I was avoiding it, somehow, but you found out in the end.She knows I like her. Did you read that correctly? SHE KNOWS! OMG. I don't know what to feel right now. Happy? Shocked? Confused? Regret? I'm being overwhelmed by feelings, but part of me loves her even more now. I guess this won't be any secret anymore now that she knows. So I'll start mentioning her name. Sian Ling. Although I wanted to keep it a secret (due to something that happened last year), it inevitably got out. Indirectly. Clearly. My head's spinning now. What's my reaction supposed to be? She's okay with it, or so Meiling says, but honestly, she's the first person ever to accept it. And I'm glad for that, or it's another gloomy year in PL. What to do now? Keep calm and get on with life. I don't know. Should I start talking to Sian Ling now? I'm still worried that it'll shatter.

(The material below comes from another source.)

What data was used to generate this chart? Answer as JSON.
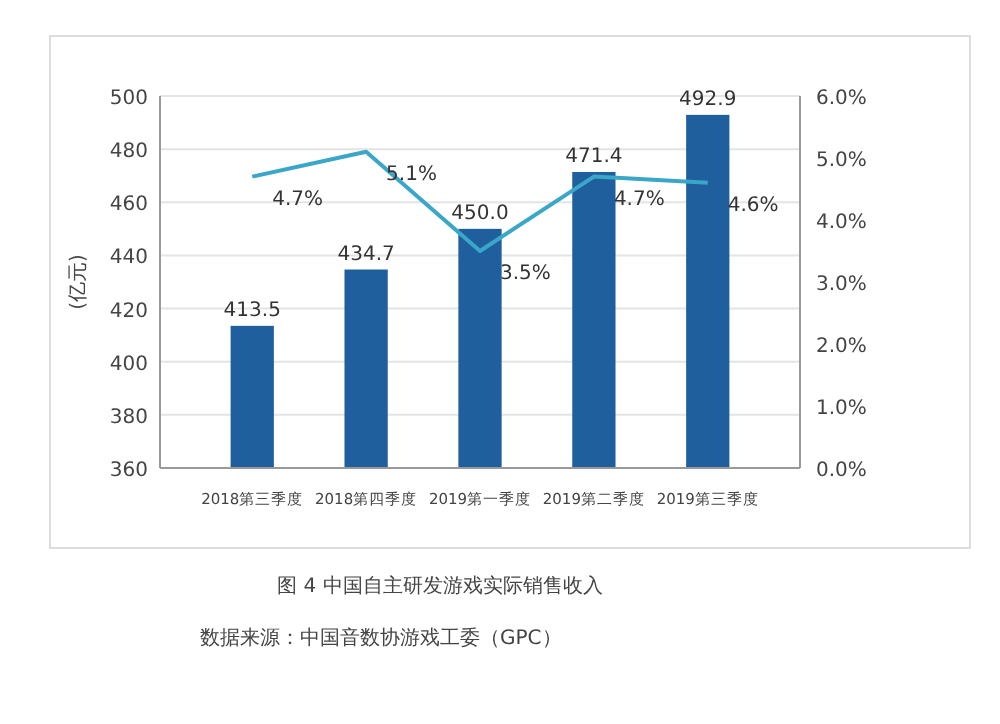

I'm still going to buy her a birthday present though I am completely clueless on how to wrap a gift properly. ): I'm a failure, right?
Crap, I feel so constipated now. What if everything blows up? What if I get one last heartbreak that's too much to bear? I can't think about it; I won't think about it. It's not gonna happen. I'll make it work, somehow, one way or another. Even if we can't, I know we can still be friends. But right now, I'm thinking about her, even as I type. I can't get my mind of her, y'know. It's so hard. -sigh- ... I guess it's something I have to get along with. My love prevails! (Okay getting really freaky here)
Well, I think right now I'll stop blogging and go on ahead to plan the rest of the week out.
I love you; thank you for giving me the chance to reveal my feelings.